Gargalo da pesquisa e na estrutura portuária
A falta de pesquisa com foco no desenvolvimento de sementes adaptadas às condições brasileiras e com perfil para o mercado de alimentação é, segundo Rosa, o principal entrave para o avanço sustentável da cultura. “O produtor correu na frente, mas a pesquisa ficou para trás. Precisamos de variedades doces, com cápsula fechada e boa produtividade. Só assim vamos acessar mercados que pagam melhor”, disse.
Porém, atualmente, há esforços para reduzir a dependência do K3. A Aprofir firmou convênios com instituições internacionais, como uma universidade na China, que pesquisa gergelim desde 1986. Há também parcerias com empresas de outros países. “Temos uma novidade este ano, uma variedade trazida por uma empresa israelense, com base genética de gergelim doce. Vamos começar a colher agora, é promissora, mas só dá para dizer algo depois que estiver no armazém”, ressalta.
Com esse movimento, o setor almeja um melhor cenário de preços e elevar suas exportações para o Oriente Médio, Ásia e África, onde há preferência pelo gergelim doce, principalmente para a produção de tahine e panificação, além de outros pratos típicos.
Outro entrave dos produtores está nos portos. Conforme relata Rosa, a estrutura portuária do país é prioritariamente voltada para os grandes volumes de soja e milho, o que acaba deixando produtos como o gergelim em segundo plano. “Nós temos hoje um problema de atraso hoje. O exportador atrasa porque não há espaço para ele ou a própria verificação fiscal vegetal lá no porto demora mais, não há rapidez. Então, o exportador tem sofrido um pouco”, detalha, ressaltando que esses problemas portuários também são relatados por produtores de feijão da Aprofir.
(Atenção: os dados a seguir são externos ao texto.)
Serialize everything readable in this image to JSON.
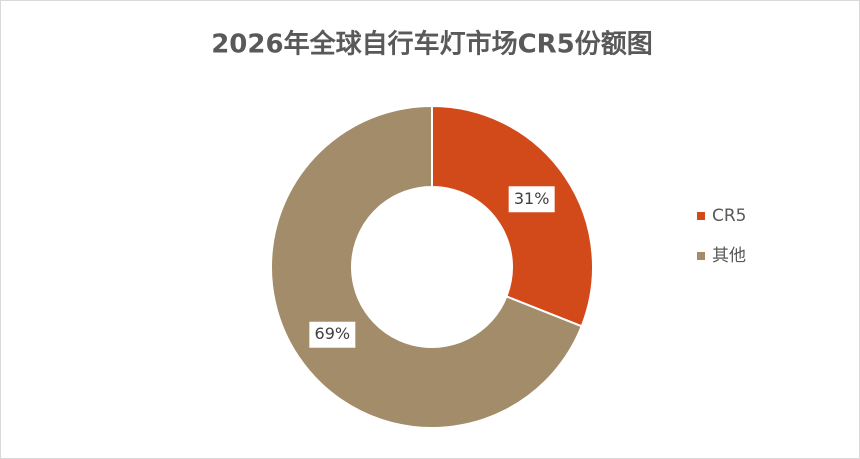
{
  "chart_data": {
    "type": "donut",
    "title": "2026年全球自行车灯市场CR5份额图",
    "categories": [
      "CR5",
      "其他"
    ],
    "values": [
      31,
      69
    ],
    "value_labels": [
      "31%",
      "69%"
    ],
    "colors": [
      "#d2491a",
      "#a28c69"
    ],
    "legend": "right"
  }
}
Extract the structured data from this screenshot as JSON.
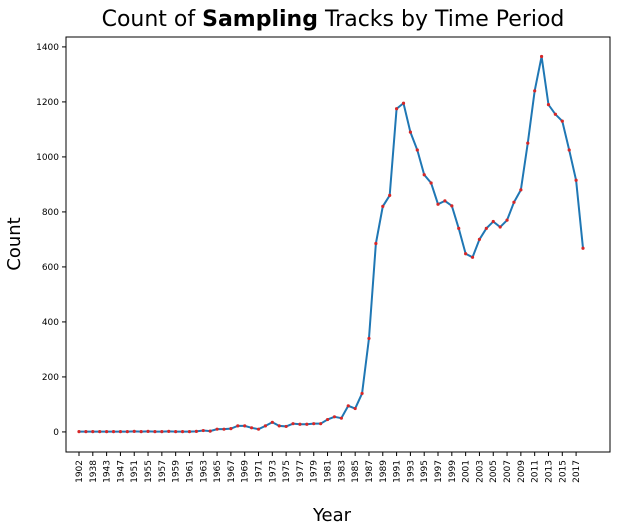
{
  "chart_data": {
    "type": "line",
    "title_parts": [
      "Count of ",
      "Sampling",
      " Tracks by Time Period"
    ],
    "x_label": "Year",
    "y_label": "Count",
    "categories": [
      "1902",
      null,
      "1938",
      null,
      "1943",
      null,
      "1947",
      null,
      "1951",
      null,
      "1955",
      null,
      "1957",
      null,
      "1959",
      null,
      "1961",
      null,
      "1963",
      null,
      "1965",
      null,
      "1967",
      null,
      "1969",
      null,
      "1971",
      null,
      "1973",
      null,
      "1975",
      null,
      "1977",
      null,
      "1979",
      null,
      "1981",
      null,
      "1983",
      null,
      "1985",
      null,
      "1987",
      null,
      "1989",
      null,
      "1991",
      null,
      "1993",
      null,
      "1995",
      null,
      "1997",
      null,
      "1999",
      null,
      "2001",
      null,
      "2003",
      null,
      "2005",
      null,
      "2007",
      null,
      "2009",
      null,
      "2011",
      null,
      "2013",
      null,
      "2015",
      null,
      "2017",
      null
    ],
    "series": [
      {
        "color": "#1f77b4",
        "marker_color": "#d62728",
        "values": [
          1,
          1,
          1,
          1,
          1,
          1,
          1,
          1,
          2,
          1,
          2,
          1,
          1,
          2,
          1,
          1,
          1,
          2,
          5,
          3,
          10,
          10,
          12,
          22,
          22,
          15,
          10,
          22,
          35,
          22,
          20,
          30,
          28,
          28,
          30,
          30,
          45,
          55,
          50,
          95,
          85,
          140,
          340,
          685,
          820,
          860,
          1175,
          1195,
          1090,
          1025,
          935,
          905,
          828,
          840,
          822,
          740,
          648,
          635,
          700,
          740,
          765,
          745,
          770,
          835,
          880,
          1050,
          1240,
          1365,
          1190,
          1155,
          1130,
          1025,
          915,
          668
        ]
      }
    ],
    "ylim": [
      -73,
      1436
    ],
    "yticks": [
      0,
      200,
      400,
      600,
      800,
      1000,
      1200,
      1400
    ]
  }
}
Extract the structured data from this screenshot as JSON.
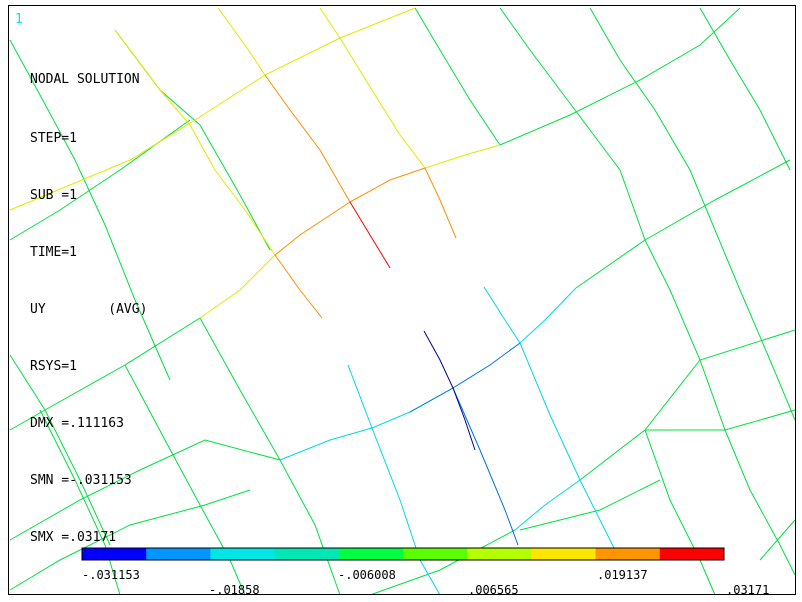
{
  "window": {
    "number": "1"
  },
  "info": {
    "title": "NODAL SOLUTION",
    "lines": [
      "STEP=1",
      "SUB =1",
      "TIME=1",
      "UY        (AVG)",
      "RSYS=1",
      "DMX =.111163",
      "SMN =-.031153",
      "SMX =.03171"
    ]
  },
  "legend": {
    "colors": [
      "#0000ff",
      "#0096ff",
      "#00e6e6",
      "#00e6b4",
      "#00ff40",
      "#5aff00",
      "#b4ff00",
      "#ffe600",
      "#ff9600",
      "#ff0000"
    ],
    "labels": [
      "-.031153",
      "-.01858",
      "-.006008",
      ".006565",
      ".019137",
      ".03171"
    ]
  },
  "mesh": {
    "colors": {
      "green": "#00e040",
      "yellow": "#e6e600",
      "orange": "#ff9000",
      "red": "#ff0000",
      "cyan": "#00d8e8",
      "blue": "#0070e0",
      "navy": "#000099"
    }
  }
}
Derivados e mercado nacional
Além da demanda internacional, o movimento de expansão do gergelim no Brasil é impulsionado também pela valorização dos seus derivados no mercado nacional.
À frente desse desenvolvimento, estão empresas como a Sésamo Real, fundada pelos irmãos Fábio Benatti e Túlio Benatti, pioneiros no processamento de gergelim no Brasil, ainda na década de 80. “Até então, a colheita era manual e isso inviabilizava a entrada de grandes produtores. Mas, com o avanço da mecanização, o gergelim ganhou escala e começou a ocupar uma posição mais relevante na agricultura brasileira”, explicou Túlio ao Agro Estadão.
Há alguns anos, além do mercado de grãos, a Sésamo Real apostou na agregação de valor por meio dos derivados de gergelim. O portfólio inclui gergelim descascado, torrado, óleo de gergelim natural e pasta de gergelim, conhecida como tahine.
No Brasil, a adesão crescente à culinária oriental e a busca por alimentos mais naturais, ricos em proteínas e gorduras saudáveis, contribuem para manter uma demanda aquecida.
E, mesmo com uma variedade predominando entre os cultivos, segundo Benatti, a oferta que chega do campo tem sido suficiente para manter um mercado equilibrado. “O gergelim deixou de ser apenas um grão para decoração de pães. Ele virou protagonista em várias cadeias alimentares e industriais”, destacou.